NNA’s senior notes mature at the end of 2021. There aren’t any debt maturities on bank debt until 2016. Due to bond refinancing in late 2013, NNA doesn’t have any significant debt maturities until 4Q21. NNA estimates that leverage ratios will continue to decrease—mainly due to the cash flow benefits.
For 3Q14, NNA recorded a debt-to-assets ratio of 69.96%. Other shipping companies include Teekay Tankers Ltd. (TNK), Tsakos Energy Navigation Ltd. (TNP), Scorpio Tankers Inc. (STNG), and Capital Product Partners (CPLP). TNP recorded a debt-to-assets ratio of 52.9% in the latest quarter.
The Guggenheim Shipping ETF (SEA) tracks the companies listed above.

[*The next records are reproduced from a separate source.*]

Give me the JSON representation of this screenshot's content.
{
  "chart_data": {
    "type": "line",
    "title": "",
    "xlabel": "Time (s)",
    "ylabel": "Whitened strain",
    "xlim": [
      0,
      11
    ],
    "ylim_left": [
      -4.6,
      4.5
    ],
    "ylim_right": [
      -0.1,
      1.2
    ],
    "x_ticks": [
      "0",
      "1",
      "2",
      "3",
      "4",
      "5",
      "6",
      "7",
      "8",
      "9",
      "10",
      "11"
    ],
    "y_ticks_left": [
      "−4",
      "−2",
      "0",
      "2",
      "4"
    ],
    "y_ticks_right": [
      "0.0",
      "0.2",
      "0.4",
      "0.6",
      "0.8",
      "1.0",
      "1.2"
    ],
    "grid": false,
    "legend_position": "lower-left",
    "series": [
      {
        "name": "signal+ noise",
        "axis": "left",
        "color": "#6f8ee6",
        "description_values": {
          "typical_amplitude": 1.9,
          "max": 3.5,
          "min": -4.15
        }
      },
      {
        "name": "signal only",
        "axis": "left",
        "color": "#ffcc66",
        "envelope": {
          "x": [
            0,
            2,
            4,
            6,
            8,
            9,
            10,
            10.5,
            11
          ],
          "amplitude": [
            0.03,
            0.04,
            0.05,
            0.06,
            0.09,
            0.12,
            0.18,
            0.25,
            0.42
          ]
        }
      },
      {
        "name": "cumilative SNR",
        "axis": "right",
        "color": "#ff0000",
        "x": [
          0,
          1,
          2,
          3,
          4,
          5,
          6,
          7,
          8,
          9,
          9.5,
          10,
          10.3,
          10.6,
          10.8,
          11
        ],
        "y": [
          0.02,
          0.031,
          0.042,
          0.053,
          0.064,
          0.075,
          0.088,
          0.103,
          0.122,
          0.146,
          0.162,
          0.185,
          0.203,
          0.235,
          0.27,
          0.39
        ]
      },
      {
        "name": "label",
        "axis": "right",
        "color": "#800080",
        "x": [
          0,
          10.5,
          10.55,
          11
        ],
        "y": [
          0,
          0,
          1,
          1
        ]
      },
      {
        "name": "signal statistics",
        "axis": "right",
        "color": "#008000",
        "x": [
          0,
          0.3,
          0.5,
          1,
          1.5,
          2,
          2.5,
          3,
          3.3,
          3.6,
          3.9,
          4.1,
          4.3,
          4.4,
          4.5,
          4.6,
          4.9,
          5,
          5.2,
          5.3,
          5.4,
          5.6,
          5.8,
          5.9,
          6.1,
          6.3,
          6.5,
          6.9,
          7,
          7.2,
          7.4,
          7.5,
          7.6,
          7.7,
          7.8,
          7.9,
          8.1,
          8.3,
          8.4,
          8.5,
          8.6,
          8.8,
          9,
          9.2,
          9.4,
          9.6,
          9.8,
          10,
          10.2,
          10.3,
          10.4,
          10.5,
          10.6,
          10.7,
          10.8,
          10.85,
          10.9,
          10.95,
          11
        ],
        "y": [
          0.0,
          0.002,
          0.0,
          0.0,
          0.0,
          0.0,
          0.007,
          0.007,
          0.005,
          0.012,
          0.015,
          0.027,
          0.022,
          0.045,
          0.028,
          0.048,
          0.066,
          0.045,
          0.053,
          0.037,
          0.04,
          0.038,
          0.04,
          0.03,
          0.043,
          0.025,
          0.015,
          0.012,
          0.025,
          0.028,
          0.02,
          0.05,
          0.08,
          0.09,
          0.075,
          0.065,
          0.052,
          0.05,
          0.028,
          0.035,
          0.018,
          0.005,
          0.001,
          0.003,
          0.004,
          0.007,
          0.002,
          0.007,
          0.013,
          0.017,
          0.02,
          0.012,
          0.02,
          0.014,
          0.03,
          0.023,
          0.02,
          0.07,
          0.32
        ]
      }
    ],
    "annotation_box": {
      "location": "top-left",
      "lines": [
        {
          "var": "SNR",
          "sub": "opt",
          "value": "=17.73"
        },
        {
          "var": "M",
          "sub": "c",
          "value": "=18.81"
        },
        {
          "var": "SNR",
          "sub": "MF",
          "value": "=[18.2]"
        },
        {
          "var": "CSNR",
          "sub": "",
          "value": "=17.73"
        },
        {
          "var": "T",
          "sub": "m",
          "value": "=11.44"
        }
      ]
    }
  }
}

Balance sheet and specific items
Overall, NNA’s financial structure provides lenders with additional comfort. It stabilizes the balance sheet. At the end of the quarter, vessels—net of depreciation—increased by $1.6 billion. This was mainly due to more vessels. Total assets were $1.8 billion. Total debt was $1.28 billion.
NNA also acquired a 2010 Japanese Very Large Crude Carrier (or VLCC) vessel for $75.5 million. The new vessel delivery will be added to the collateral package of NNA’s senior secured notes. Then, the cash collateral will release. Also, with the addition of two VLCCs and six product tankers, the collateral package’s value will improve by $2 million.
Capex and liquidity
NNA’s capital expenditure is fully funded. It provides a stable base for the company. For the five vessels that haven’t been delivered yet, NNA expects to pay $102.4 million. Almost $82 million is due in 2014. $20.5 million is due in 2015 when the remaining four vessels are due.
NNA had a total pro-forma liquidity of $194.8 million at the end of the quarter. This included $154.8 million in cash. NNA has more than enough cash on hand to fully fund the remaining balance of new building commitments.